Apple will invite third-party developers next February to build actual iPhone applications aside from the limiting web-based ones that are currently supported.
Apple has jumped back and forth from its position on third-party apps since May, when it said it was “wrestling with the idea” of allowing them. In June, the company teased developers by authorizing only web-based applications, which meant any software not made by Apple had to run on the Safari browser, instead of on the iPhone platform itself.
Apple’s restrictive policy against third-party iPhone apps didn’t stop hackers from developing Jailbreak, an unauthorized program that “frees the iPhone” by opening it up to virtually any third-party software.
Unfortunately, hacks like Jailbreak are disabled after every iPhone software update, which pits Apple in a battle against developers, who scramble to recreate the modifications after each update.
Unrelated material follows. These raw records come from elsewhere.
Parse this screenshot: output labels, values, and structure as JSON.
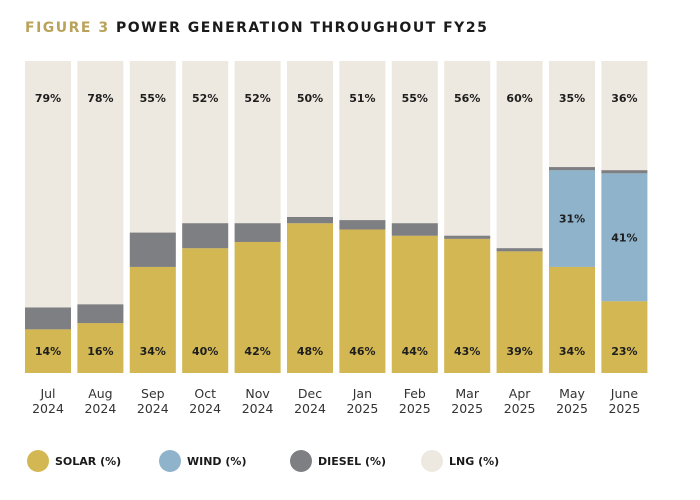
{
  "title": {
    "prefix": "FIGURE 3",
    "text": "POWER GENERATION THROUGHOUT FY25"
  },
  "colors": {
    "solar": "#D2B752",
    "wind": "#8FB3CB",
    "diesel": "#7E7F83",
    "lng": "#EEE9E0",
    "title_accent": "#B9A35A"
  },
  "chart_data": {
    "type": "bar",
    "stacked": true,
    "title": "FIGURE 3 POWER GENERATION THROUGHOUT FY25",
    "xlabel": "",
    "ylabel": "",
    "ylim": [
      0,
      100
    ],
    "grid": false,
    "legend_position": "bottom",
    "categories": [
      [
        "Jul",
        "2024"
      ],
      [
        "Aug",
        "2024"
      ],
      [
        "Sep",
        "2024"
      ],
      [
        "Oct",
        "2024"
      ],
      [
        "Nov",
        "2024"
      ],
      [
        "Dec",
        "2024"
      ],
      [
        "Jan",
        "2025"
      ],
      [
        "Feb",
        "2025"
      ],
      [
        "Mar",
        "2025"
      ],
      [
        "Apr",
        "2025"
      ],
      [
        "May",
        "2025"
      ],
      [
        "June",
        "2025"
      ]
    ],
    "series": [
      {
        "name": "SOLAR (%)",
        "key": "solar",
        "values": [
          14,
          16,
          34,
          40,
          42,
          48,
          46,
          44,
          43,
          39,
          34,
          23
        ],
        "labeled": true
      },
      {
        "name": "WIND (%)",
        "key": "wind",
        "values": [
          0,
          0,
          0,
          0,
          0,
          0,
          0,
          0,
          0,
          0,
          31,
          41
        ],
        "labeled": true
      },
      {
        "name": "DIESEL (%)",
        "key": "diesel",
        "values": [
          7,
          6,
          11,
          8,
          6,
          2,
          3,
          4,
          1,
          1,
          1,
          1
        ],
        "labeled": false
      },
      {
        "name": "LNG (%)",
        "key": "lng",
        "values": [
          79,
          78,
          55,
          52,
          52,
          50,
          51,
          55,
          56,
          60,
          35,
          36
        ],
        "labeled": true
      }
    ],
    "value_suffix": "%"
  }
}
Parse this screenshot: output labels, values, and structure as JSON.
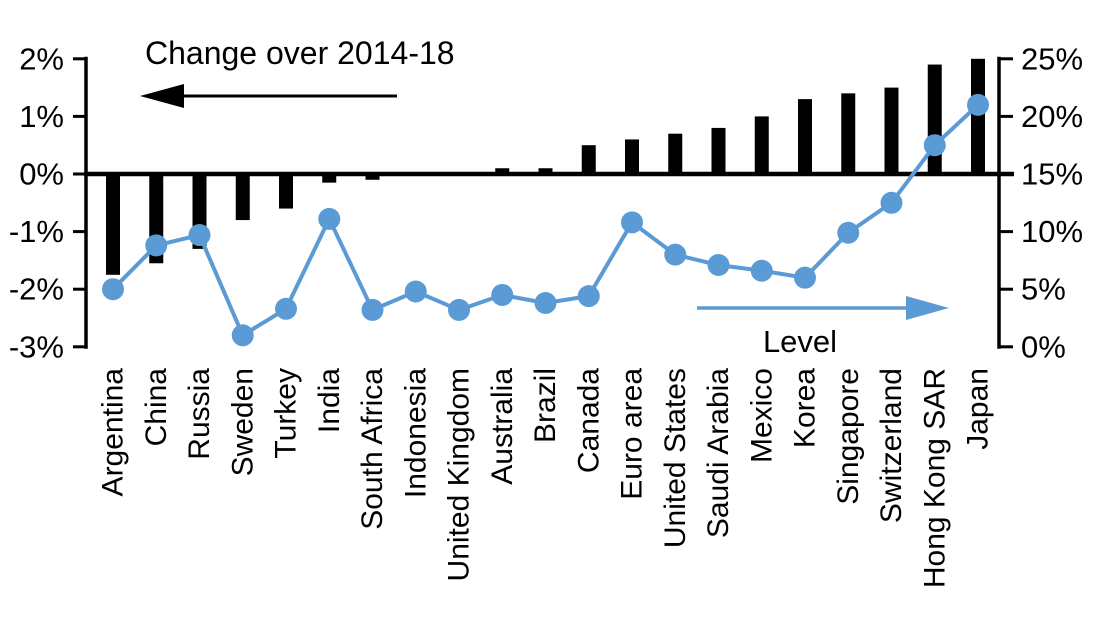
{
  "chart_data": {
    "type": "bar",
    "subtype": "combo-bar-line-dual-axis",
    "title": "",
    "categories": [
      "Argentina",
      "China",
      "Russia",
      "Sweden",
      "Turkey",
      "India",
      "South Africa",
      "Indonesia",
      "United Kingdom",
      "Australia",
      "Brazil",
      "Canada",
      "Euro area",
      "United States",
      "Saudi Arabia",
      "Mexico",
      "Korea",
      "Singapore",
      "Switzerland",
      "Hong Kong SAR",
      "Japan"
    ],
    "series": [
      {
        "name": "Change over 2014-18",
        "type": "bar",
        "axis": "left",
        "values": [
          -1.75,
          -1.55,
          -1.3,
          -0.8,
          -0.6,
          -0.15,
          -0.1,
          0.0,
          0.0,
          0.1,
          0.1,
          0.5,
          0.6,
          0.7,
          0.8,
          1.0,
          1.3,
          1.4,
          1.5,
          1.9,
          2.0
        ]
      },
      {
        "name": "Level",
        "type": "line",
        "axis": "right",
        "values": [
          5.0,
          8.8,
          9.7,
          1.0,
          3.3,
          11.1,
          3.2,
          4.8,
          3.2,
          4.5,
          3.8,
          4.4,
          10.8,
          8.0,
          7.1,
          6.6,
          6.0,
          9.9,
          12.5,
          17.5,
          21.0
        ]
      }
    ],
    "left_axis": {
      "min": -3,
      "max": 2,
      "ticks": [
        2,
        1,
        0,
        -1,
        -2,
        -3
      ],
      "tick_labels": [
        "2%",
        "1%",
        "0%",
        "-1%",
        "-2%",
        "-3%"
      ]
    },
    "right_axis": {
      "min": 0,
      "max": 25,
      "ticks": [
        25,
        20,
        15,
        10,
        5,
        0
      ],
      "tick_labels": [
        "25%",
        "20%",
        "15%",
        "10%",
        "5%",
        "0%"
      ]
    },
    "annotations": {
      "change_label": "Change over 2014-18",
      "change_arrow_direction": "left",
      "level_label": "Level",
      "level_arrow_direction": "right"
    },
    "colors": {
      "bar": "#000000",
      "line": "#5B9BD5",
      "axis": "#000000"
    },
    "layout": {
      "grid": "off",
      "legend": "none",
      "x_labels_rotation_deg": 90
    }
  }
}
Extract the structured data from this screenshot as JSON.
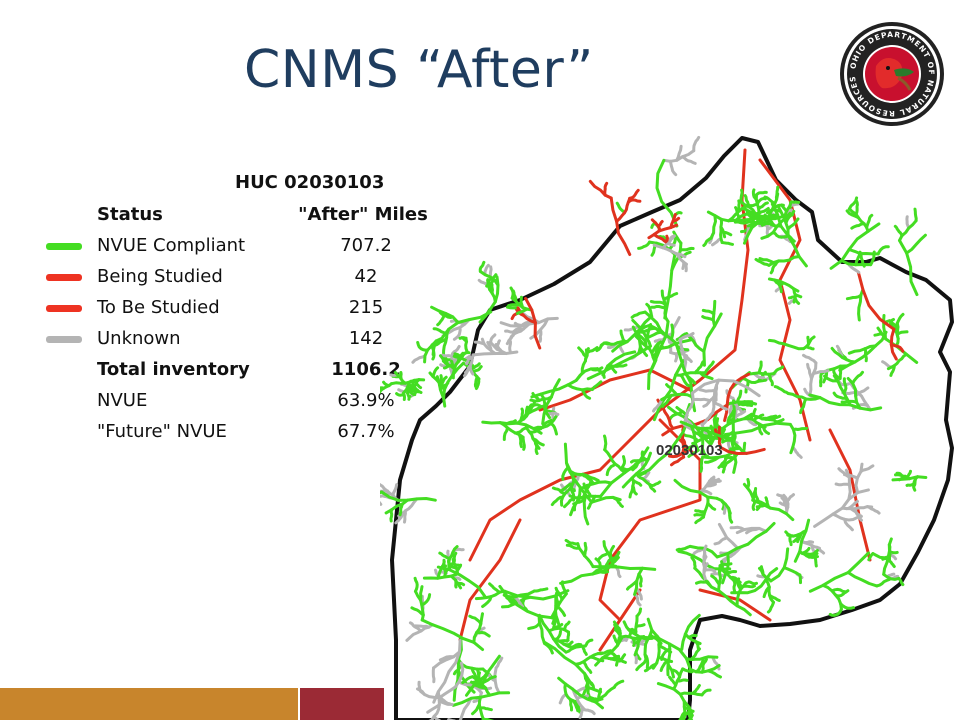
{
  "slide": {
    "title": "CNMS “After”",
    "logo_text": "OHIO DEPARTMENT OF NATURAL RESOURCES",
    "map_label": "02030103"
  },
  "table": {
    "huc": "HUC 02030103",
    "header": {
      "status": "Status",
      "miles": "\"After\" Miles"
    },
    "rows": [
      {
        "label": "NVUE Compliant",
        "value": "707.2",
        "color": "#44dd22"
      },
      {
        "label": "Being Studied",
        "value": "42",
        "color": "#ee3322"
      },
      {
        "label": "To Be Studied",
        "value": "215",
        "color": "#ee3322"
      },
      {
        "label": "Unknown",
        "value": "142",
        "color": "#b4b4b4"
      }
    ],
    "total": {
      "label": "Total inventory",
      "value": "1106.2"
    },
    "nvue": {
      "label": "NVUE",
      "value": "63.9%"
    },
    "future": {
      "label": "\"Future\" NVUE",
      "value": "67.7%"
    }
  },
  "colors": {
    "title": "#1f3d5f",
    "compliant": "#44dd22",
    "studied": "#e0321e",
    "unknown": "#b4b4b4",
    "bar_orange": "#c8852c",
    "bar_red": "#9b2a35"
  }
}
Jailbreak and similar programs like iRingtoner and iToner made the iPhone as an open platform truly appealing. I think people like the idea that the iPhone could do almost anything if you open it up to third-party development. iPhone hacks were all the rage in August. In fact, my article on how to Jailbreak your iPhone was the most-viewed article in both August and September.
Perhaps noting increased public interest in iPhone applications, Apple unveiled a database of over 200 third-party web apps for the iPhone. Now Steve Jobs is talking about opening up the iPhone platform to third-party developers in February.
The platform won’t be “totally open” because applications will be screened for security, but Jobs says he believes Apple is headed in the right direction, and I agree.
I wonder whether plans to open up the iPhone platform would have come about so soon had it not been for the active iPhone hacking community, which sparked a lot of interest and debate about the iPhone development platform by working hard to free the iPhone and to build hundreds of great applications.
I can only hope that Apple’s application screening process is free of bureaucracy, and that only apps that threaten the iPhone’s security are rejected. Would you be concerned about security if Apple allowed ANYONE to create iPhone applications and distribute them? Do you think it’s necessary for Apple to screen the apps for approval?